I am emerging your updated versions.
I will let you know tomorrow if it makes a difference.

Comment 14 Tupone Alfredo gentoo-dev

2023-05-15 06:34:39 UTC

(In reply to Andrew Cameron from comment #12)
> You can see the list defined here
> https://pytorch.org/cppdocs/api/program_listing_file_c10_core_DeviceType.h.
> html
> 
> torch itself lists these as valid backends in the current version
> RuntimeError: Expected one of cpu, cuda, ipu, xpu, mkldnn, opengl, opencl,
> ideep, hip, ve, fpga, ort, xla, lazy, vulkan, mps, meta, hpu, mtia,
> privateuseone device type at start of device string:
> 
> try 
> python
> import torch
> t2=torch.randn(1,10).to('cpu') 
> print(t2)
> 
> Each of the devices listed above can be linked in to pytorch.
> 
> 
> Here is an ebuild that includes some of the options
> https://github.com/aclex/pytorch-ebuild/blob/master/sci-libs/pytorch/pytorch-
> 1.13.1.ebuild
> 
> On mine I want to enable the opengl opencl and vulkan backends but none of
> them work
> 
> EG
> These should all work
> python 
> Python 3.11.3 (main, May  5 2023, 10:18:46) [GCC 12.2.1 20230304] on linux
> Type "help", "copyright", "credits" or "license" for more information.
> >>> import torch
> >>> t2=torch.randn(1,10).to('cpu')
> Error in cpuinfo: processor architecture is not supported in cpuinfo
> >>> print(t2)
> tensor([[-0.4604,  2.6746,  0.7875,  1.1237,  0.8364,  1.4360,  0.8594,
> -1.1803,
>           0.6411,  0.0886]])
> >>> t2=torch.randn(1,10).to('opengl')
> Traceback (most recent call last):
>   File "<stdin>", line 1, in <module>
> RuntimeError: PyTorch is not linked with support for opengl devices
> >>> t2=torch.randn(1,10).to('opencl')
> Traceback (most recent call last):
>   File "<stdin>", line 1, in <module>
> RuntimeError: PyTorch is not linked with support for opencl devices
> >>> t2=torch.randn(1,10).to('vulkan')
> Traceback (most recent call last):
>   File "<stdin>", line 1, in <module>
> RuntimeError: PyTorch is not linked with support for vulkan devices
> >>>

I understand, but looking at the error, its source is libtorch_cpu.so (in caffe2), and a grep of C10_REGISTER_GUARD_IMPL, that seems the registration procedure of the backend, you don't have opencl.
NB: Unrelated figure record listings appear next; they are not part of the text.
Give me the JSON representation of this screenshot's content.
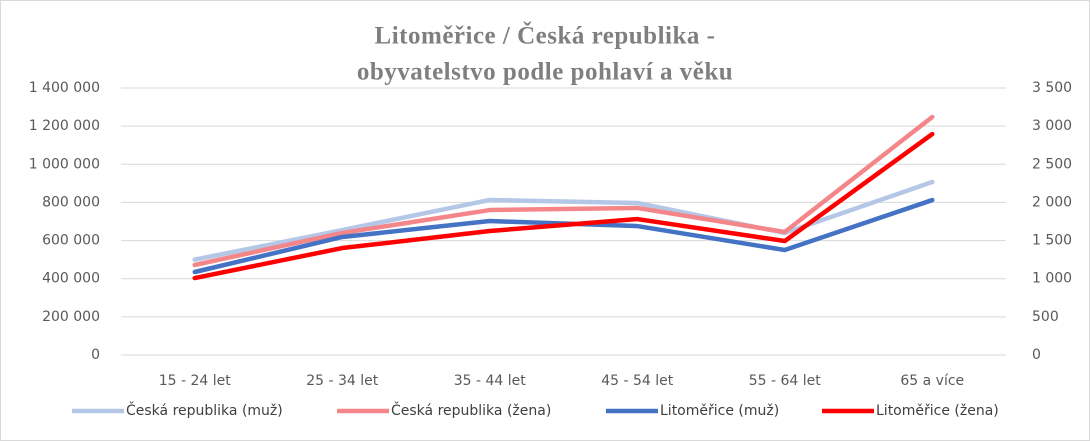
{
  "chart_data": {
    "type": "line",
    "title": [
      "Litoměřice / Česká republika -",
      "obyvatelstvo podle pohlaví a věku"
    ],
    "categories": [
      "15 - 24 let",
      "25 - 34 let",
      "35 - 44 let",
      "45 - 54 let",
      "55 - 64 let",
      "65 a více"
    ],
    "series": [
      {
        "name": "Česká republika (muž)",
        "color": "#b4c7e7",
        "values": [
          500000,
          655000,
          813000,
          797000,
          640000,
          907000
        ]
      },
      {
        "name": "Česká republika (žena)",
        "color": "#f4868a",
        "values": [
          472000,
          640000,
          760000,
          771000,
          645000,
          1248000
        ]
      },
      {
        "name": "Litoměřice (muž)",
        "color": "#4472c4",
        "axis": "y2",
        "values": [
          1088,
          1547,
          1756,
          1690,
          1376,
          2031
        ]
      },
      {
        "name": "Litoměřice (žena)",
        "color": "#ff0000",
        "axis": "y2",
        "values": [
          1009,
          1402,
          1625,
          1782,
          1494,
          2896
        ]
      }
    ],
    "ylim": [
      0,
      1400000
    ],
    "yticks": [
      0,
      {
        "value": 200000,
        "label": "200 000"
      },
      {
        "value": 400000,
        "label": "400 000"
      },
      {
        "value": 600000,
        "label": "600 000"
      },
      {
        "value": 800000,
        "label": "800 000"
      },
      {
        "value": 1000000,
        "label": "1 000 000"
      },
      {
        "value": 1200000,
        "label": "1 200 000"
      },
      {
        "value": 1400000,
        "label": "1 400 000"
      }
    ],
    "y2lim": [
      0,
      3500
    ],
    "y2ticks": [
      0,
      500,
      {
        "value": 1000,
        "label": "1 000"
      },
      {
        "value": 1500,
        "label": "1 500"
      },
      {
        "value": 2000,
        "label": "2 000"
      },
      {
        "value": 2500,
        "label": "2 500"
      },
      {
        "value": 3000,
        "label": "3 000"
      },
      {
        "value": 3500,
        "label": "3 500"
      }
    ],
    "grid": true,
    "legend": "bottom"
  }
}
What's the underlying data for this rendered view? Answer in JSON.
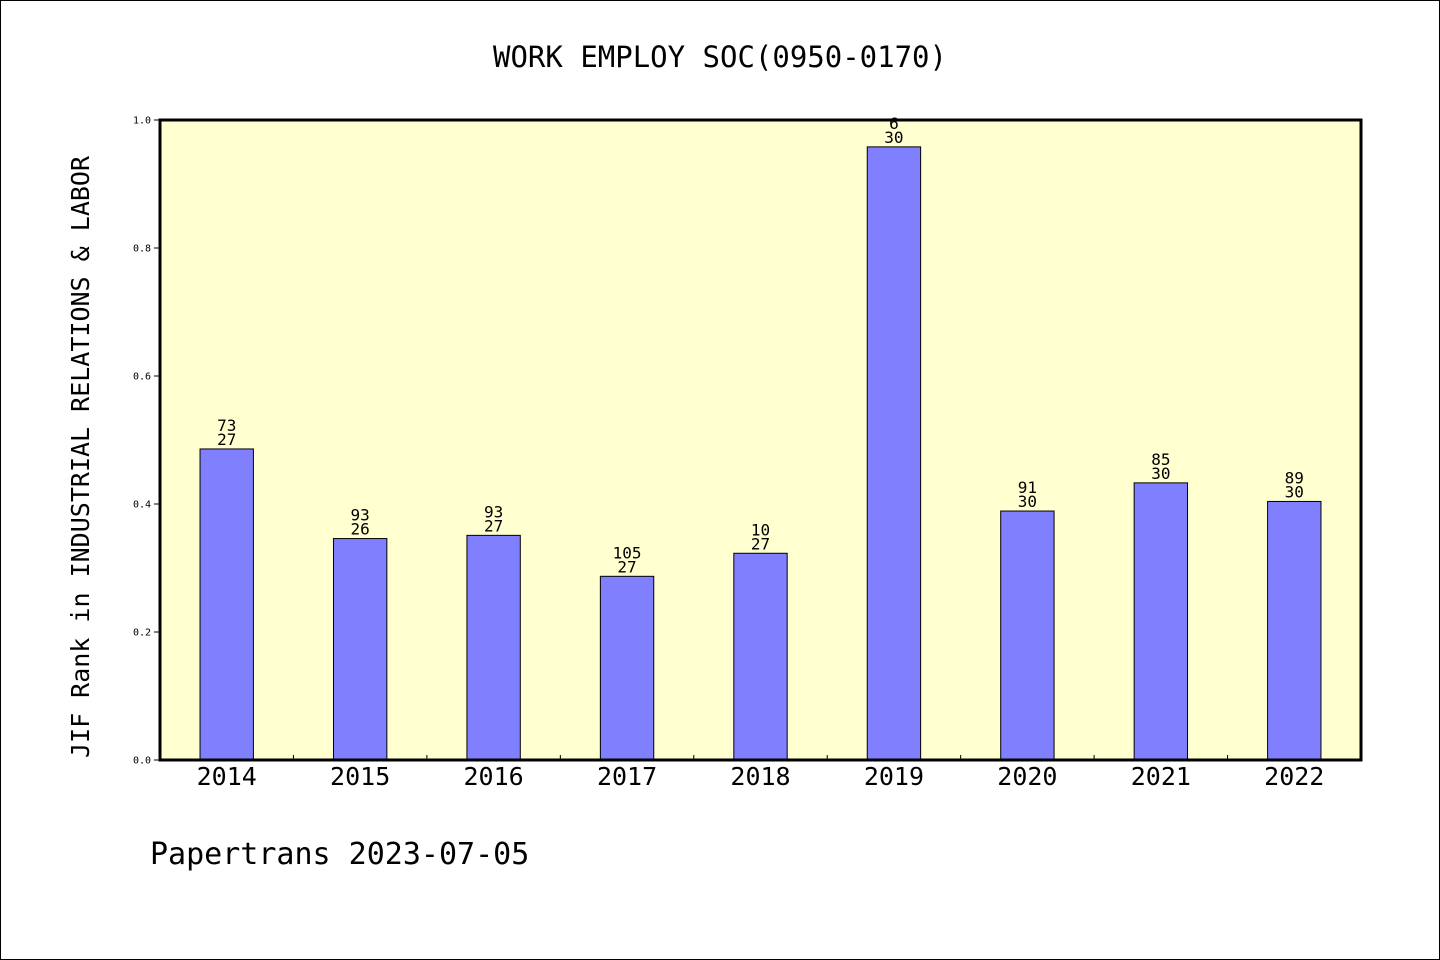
{
  "chart_data": {
    "type": "bar",
    "title": "WORK EMPLOY SOC(0950-0170)",
    "ylabel": "JIF Rank in INDUSTRIAL RELATIONS & LABOR",
    "xlabel": "",
    "categories": [
      "2014",
      "2015",
      "2016",
      "2017",
      "2018",
      "2019",
      "2020",
      "2021",
      "2022"
    ],
    "values": [
      0.486,
      0.346,
      0.351,
      0.287,
      0.323,
      0.958,
      0.389,
      0.433,
      0.404
    ],
    "label_top": [
      "73",
      "93",
      "93",
      "105",
      "10",
      "6",
      "91",
      "85",
      "89"
    ],
    "label_bottom": [
      "27",
      "26",
      "27",
      "27",
      "27",
      "30",
      "30",
      "30",
      "30"
    ],
    "ylim": [
      0,
      1.0
    ],
    "yticks": [
      0.0,
      0.2,
      0.4,
      0.6,
      0.8,
      1.0
    ],
    "ytick_labels": [
      "0.0",
      "0.2",
      "0.4",
      "0.6",
      "0.8",
      "1.0"
    ],
    "grid": false,
    "plot_background": "#FFFFD0",
    "bar_color": "#8080FF"
  },
  "footer": "Papertrans 2023-07-05"
}
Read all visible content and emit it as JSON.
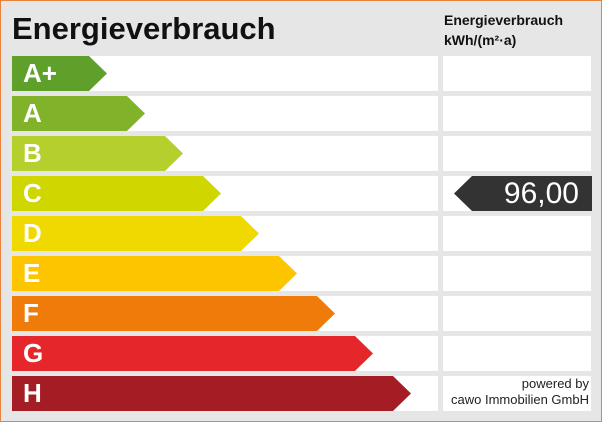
{
  "header": {
    "title": "Energieverbrauch",
    "column_title_line1": "Energieverbrauch",
    "column_title_line2": "kWh/(m²·a)"
  },
  "classes": [
    {
      "label": "A+",
      "color": "#5fa02a"
    },
    {
      "label": "A",
      "color": "#80b32a"
    },
    {
      "label": "B",
      "color": "#b5cf2d"
    },
    {
      "label": "C",
      "color": "#cfd600"
    },
    {
      "label": "D",
      "color": "#efd900"
    },
    {
      "label": "E",
      "color": "#fdc500"
    },
    {
      "label": "F",
      "color": "#ef7b0a"
    },
    {
      "label": "G",
      "color": "#e5272b"
    },
    {
      "label": "H",
      "color": "#a41d24"
    }
  ],
  "indicator": {
    "value": "96,00",
    "class_label": "C",
    "color": "#333333"
  },
  "footer": {
    "line1": "powered by",
    "line2": "cawo Immobilien GmbH"
  }
}
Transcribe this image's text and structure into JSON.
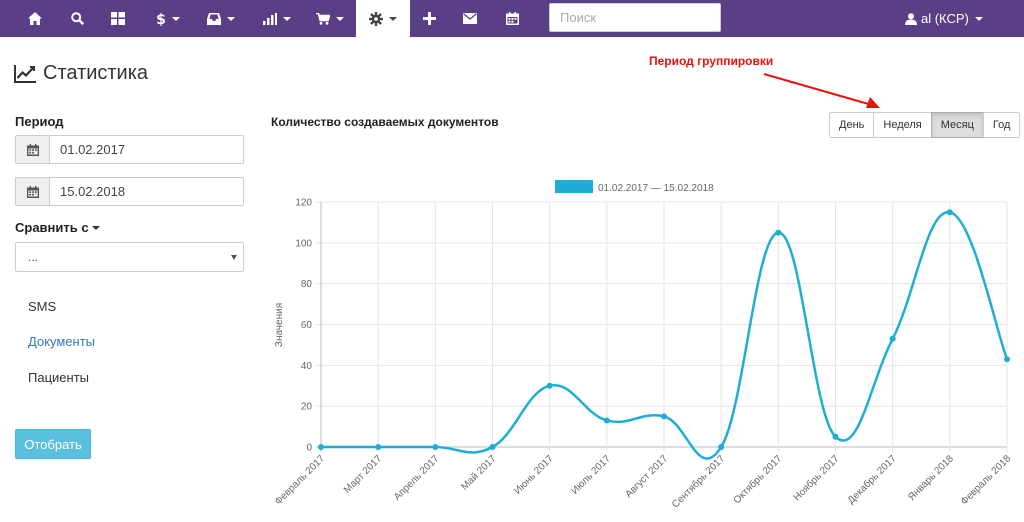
{
  "nav": {
    "items": [
      {
        "name": "home-icon",
        "caret": false
      },
      {
        "name": "search-icon",
        "caret": false
      },
      {
        "name": "dashboard-icon",
        "caret": false
      },
      {
        "name": "dollar-icon",
        "caret": true
      },
      {
        "name": "inbox-icon",
        "caret": true
      },
      {
        "name": "stats-icon",
        "caret": true
      },
      {
        "name": "cart-icon",
        "caret": true
      },
      {
        "name": "gear-icon",
        "caret": true,
        "active": true
      },
      {
        "name": "plus-icon",
        "caret": false
      },
      {
        "name": "envelope-icon",
        "caret": false
      },
      {
        "name": "calendar-icon",
        "caret": false
      }
    ],
    "search_placeholder": "Поиск",
    "user_label": "al  (КСР)"
  },
  "page": {
    "title": "Статистика"
  },
  "filters": {
    "period_label": "Период",
    "date_from": "01.02.2017",
    "date_to": "15.02.2018",
    "compare_label": "Сравнить с",
    "compare_value": "..."
  },
  "sidebar": {
    "items": [
      {
        "label": "SMS",
        "active": false
      },
      {
        "label": "Документы",
        "active": true
      },
      {
        "label": "Пациенты",
        "active": false
      }
    ],
    "apply_label": "Отобрать"
  },
  "annotation": "Период группировки",
  "period_buttons": [
    {
      "label": "День",
      "active": false
    },
    {
      "label": "Неделя",
      "active": false
    },
    {
      "label": "Месяц",
      "active": true
    },
    {
      "label": "Год",
      "active": false
    }
  ],
  "colors": {
    "nav_bg": "#5b3f86",
    "series": "#1eaed5",
    "annotation": "#e8140c"
  },
  "chart_data": {
    "type": "line",
    "title": "Количество создаваемых документов",
    "ylabel": "Значения",
    "xlabel": "",
    "ylim": [
      0,
      120
    ],
    "yticks": [
      0,
      20,
      40,
      60,
      80,
      100,
      120
    ],
    "grid": true,
    "legend_position": "top",
    "categories": [
      "Февраль 2017",
      "Март 2017",
      "Апрель 2017",
      "Май 2017",
      "Июнь 2017",
      "Июль 2017",
      "Август 2017",
      "Сентябрь 2017",
      "Октябрь 2017",
      "Ноябрь 2017",
      "Декабрь 2017",
      "Январь 2018",
      "Февраль 2018"
    ],
    "series": [
      {
        "name": "01.02.2017 — 15.02.2018",
        "values": [
          0,
          0,
          0,
          0,
          30,
          13,
          15,
          0,
          105,
          5,
          53,
          115,
          43
        ]
      }
    ]
  }
}
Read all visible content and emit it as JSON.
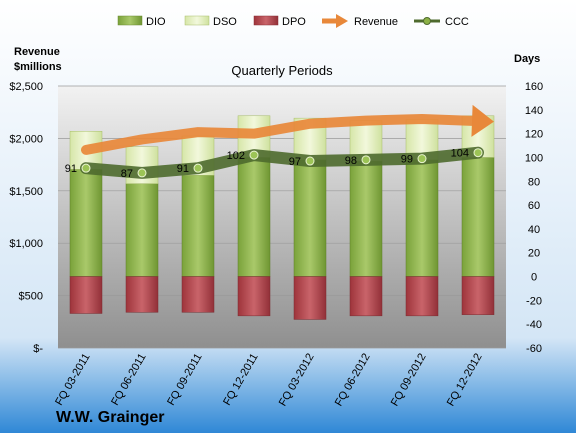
{
  "company": "W.W. Grainger",
  "chart_data": {
    "type": "bar",
    "subtitle": "Quarterly Periods",
    "left_axis": {
      "title_line1": "Revenue",
      "title_line2": "$millions",
      "range": [
        0,
        2500
      ],
      "tick_labels": [
        "$-",
        "$500",
        "$1,000",
        "$1,500",
        "$2,000",
        "$2,500"
      ],
      "tick_values": [
        0,
        500,
        1000,
        1500,
        2000,
        2500
      ]
    },
    "right_axis": {
      "title": "Days",
      "range": [
        -60,
        160
      ],
      "ticks": [
        -60,
        -40,
        -20,
        0,
        20,
        40,
        60,
        80,
        100,
        120,
        140,
        160
      ]
    },
    "categories": [
      "FQ 03-2011",
      "FQ 06-2011",
      "FQ 09-2011",
      "FQ 12-2011",
      "FQ 03-2012",
      "FQ 06-2012",
      "FQ 09-2012",
      "FQ 12-2012"
    ],
    "series": [
      {
        "name": "DIO",
        "axis": "right",
        "stack": "positive",
        "color": "#8cb146",
        "values": [
          90,
          78,
          85,
          100,
          98,
          97,
          98,
          100
        ]
      },
      {
        "name": "DSO",
        "axis": "right",
        "stack": "positive",
        "color": "#e3efbe",
        "values": [
          32,
          31,
          33,
          35,
          35,
          34,
          34,
          35
        ]
      },
      {
        "name": "DPO",
        "axis": "right",
        "stack": "negative",
        "color": "#b4434a",
        "values": [
          -31,
          -30,
          -30,
          -33,
          -36,
          -33,
          -33,
          -32
        ]
      },
      {
        "name": "Revenue",
        "axis": "left",
        "type": "line",
        "color": "#e8883a",
        "values": [
          1890,
          1990,
          2060,
          2045,
          2140,
          2170,
          2185,
          2150
        ]
      },
      {
        "name": "CCC",
        "axis": "right",
        "type": "line",
        "color": "#4e6a2e",
        "values": [
          91,
          87,
          91,
          102,
          97,
          98,
          99,
          104
        ]
      }
    ],
    "ccc_labels": [
      "91",
      "87",
      "91",
      "102",
      "97",
      "98",
      "99",
      "104"
    ],
    "legend": {
      "position": "top",
      "items": [
        "DIO",
        "DSO",
        "DPO",
        "Revenue",
        "CCC"
      ]
    }
  }
}
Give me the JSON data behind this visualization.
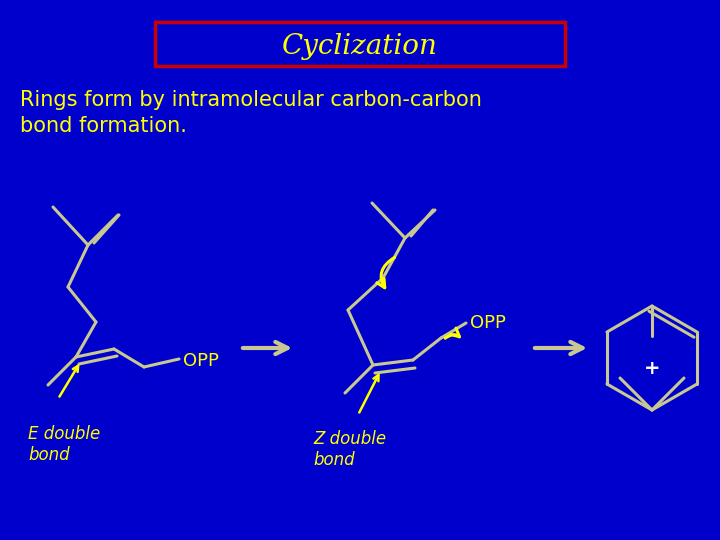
{
  "bg_color": "#0000CC",
  "title_text": "Cyclization",
  "title_color": "#FFFF00",
  "title_box_color": "#CC0000",
  "text_color": "#FFFF00",
  "body_text": "Rings form by intramolecular carbon-carbon\nbond formation.",
  "opp_label": "OPP",
  "e_label": "E double\nbond",
  "z_label": "Z double\nbond",
  "plus_label": "+",
  "mol_color": "#C8C890",
  "curve_arrow_color": "#FFFF00",
  "arrow_color": "#C8C890"
}
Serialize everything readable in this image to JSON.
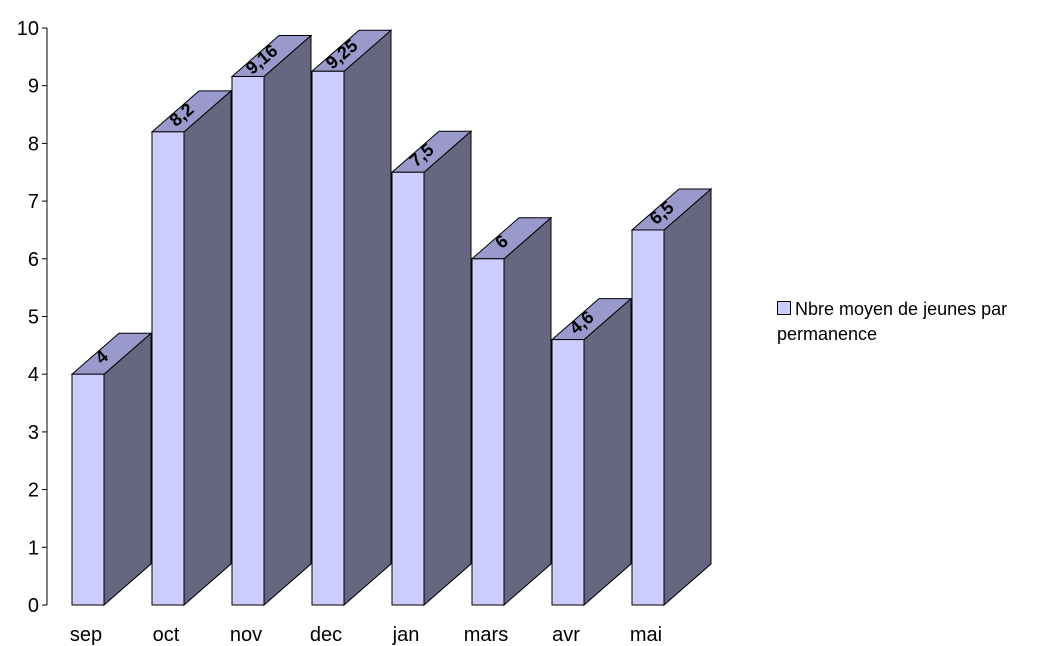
{
  "chart_data": {
    "type": "bar",
    "categories": [
      "sep",
      "oct",
      "nov",
      "dec",
      "jan",
      "mars",
      "avr",
      "mai"
    ],
    "series": [
      {
        "name": "Nbre moyen de jeunes par permanence",
        "values": [
          4,
          8.2,
          9.16,
          9.25,
          7.5,
          6,
          4.6,
          6.5
        ],
        "data_labels": [
          "4",
          "8,2",
          "9,16",
          "9,25",
          "7,5",
          "6",
          "4,6",
          "6,5"
        ]
      }
    ],
    "ylim": [
      0,
      10
    ],
    "yticks": [
      "0",
      "1",
      "2",
      "3",
      "4",
      "5",
      "6",
      "7",
      "8",
      "9",
      "10"
    ],
    "style": "3d-column",
    "grid": false,
    "legend_position": "right",
    "colors": {
      "front": "#ccccff",
      "side": "#666680",
      "top": "#9999cc",
      "edge": "#000000"
    }
  }
}
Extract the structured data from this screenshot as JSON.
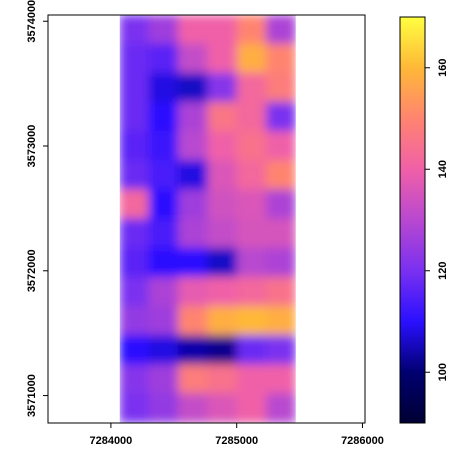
{
  "chart_data": {
    "type": "heatmap",
    "x": [
      7284187,
      7284420,
      7284653,
      7284887,
      7285120,
      7285353
    ],
    "y": [
      3573933,
      3573700,
      3573466,
      3573233,
      3572999,
      3572766,
      3572532,
      3572299,
      3572065,
      3571832,
      3571598,
      3571365,
      3571131,
      3570898
    ],
    "z": [
      [
        120,
        126,
        140,
        140,
        150,
        128
      ],
      [
        118,
        116,
        132,
        140,
        158,
        150
      ],
      [
        118,
        108,
        106,
        122,
        142,
        148
      ],
      [
        118,
        110,
        128,
        146,
        142,
        120
      ],
      [
        116,
        112,
        130,
        140,
        145,
        140
      ],
      [
        118,
        114,
        108,
        136,
        142,
        150
      ],
      [
        142,
        110,
        126,
        134,
        136,
        128
      ],
      [
        118,
        114,
        128,
        132,
        135,
        135
      ],
      [
        116,
        110,
        110,
        106,
        130,
        128
      ],
      [
        120,
        128,
        138,
        140,
        142,
        145
      ],
      [
        124,
        126,
        150,
        158,
        160,
        158
      ],
      [
        110,
        108,
        104,
        102,
        118,
        120
      ],
      [
        122,
        126,
        148,
        145,
        140,
        140
      ],
      [
        120,
        124,
        132,
        136,
        140,
        130
      ]
    ],
    "xlim": [
      7283500,
      7286020
    ],
    "ylim": [
      3570780,
      3574050
    ],
    "xticks": [
      7284000,
      7285000,
      7286000
    ],
    "yticks": [
      3571000,
      3572000,
      3573000,
      3574000
    ],
    "colorbar": {
      "lim": [
        90,
        170
      ],
      "ticks": [
        100,
        120,
        140,
        160
      ]
    },
    "colorscale": [
      [
        90,
        "#000033"
      ],
      [
        100,
        "#000070"
      ],
      [
        110,
        "#2a10ff"
      ],
      [
        120,
        "#7a30f0"
      ],
      [
        130,
        "#b848d0"
      ],
      [
        140,
        "#f060a8"
      ],
      [
        150,
        "#ff8470"
      ],
      [
        160,
        "#ffb838"
      ],
      [
        170,
        "#ffff40"
      ]
    ]
  }
}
Whatever is,  being the backtrace in caffe2, I don't think the problem is in the python side.

Or opencl is not ready, or I was not able to support in caffe2

Comment 15 Tupone Alfredo gentoo-dev

2023-05-15 18:32:10 UTC

> On mine I want to enable the opengl opencl and vulkan backends but none of

vulkan seems available only for android
opencl seems only a starting point for development
opengl is not selectable by cmake

Comment 16 Andrew Cameron 2023-05-15 21:05:57 UTC

I have created the following question on the pytorch discussions to see what they say
https://discuss.pytorch.org/t/compile-pytorch-2-0-with-backend-support-for-opencl-opengl-and-vulkan/179996

Comment 17 Tupone Alfredo gentoo-dev

2023-05-16 04:49:20 UTC

(In reply to Andrew Cameron from comment #16)
> I have created the following question on the pytorch discussions to see what
> they say
> https://discuss.pytorch.org/t/compile-pytorch-2-0-with-backend-support-for-
> opencl-opengl-and-vulkan/179996

thanks

Comment 18 Andrew Cameron 2023-05-28 21:44:07 UTC

Please can you add the riscv keyword to the latest ebuilds for both caffe2 and pytorch and their dependencies as you saw from my ebuild logs they do compile on my riscv system.

Once you have done that please close this BUG for now.

Comment 19 Andrew Cameron 2023-06-05 21:22:11 UTC

I am closing this as the behavior is the same when I build it from source from github.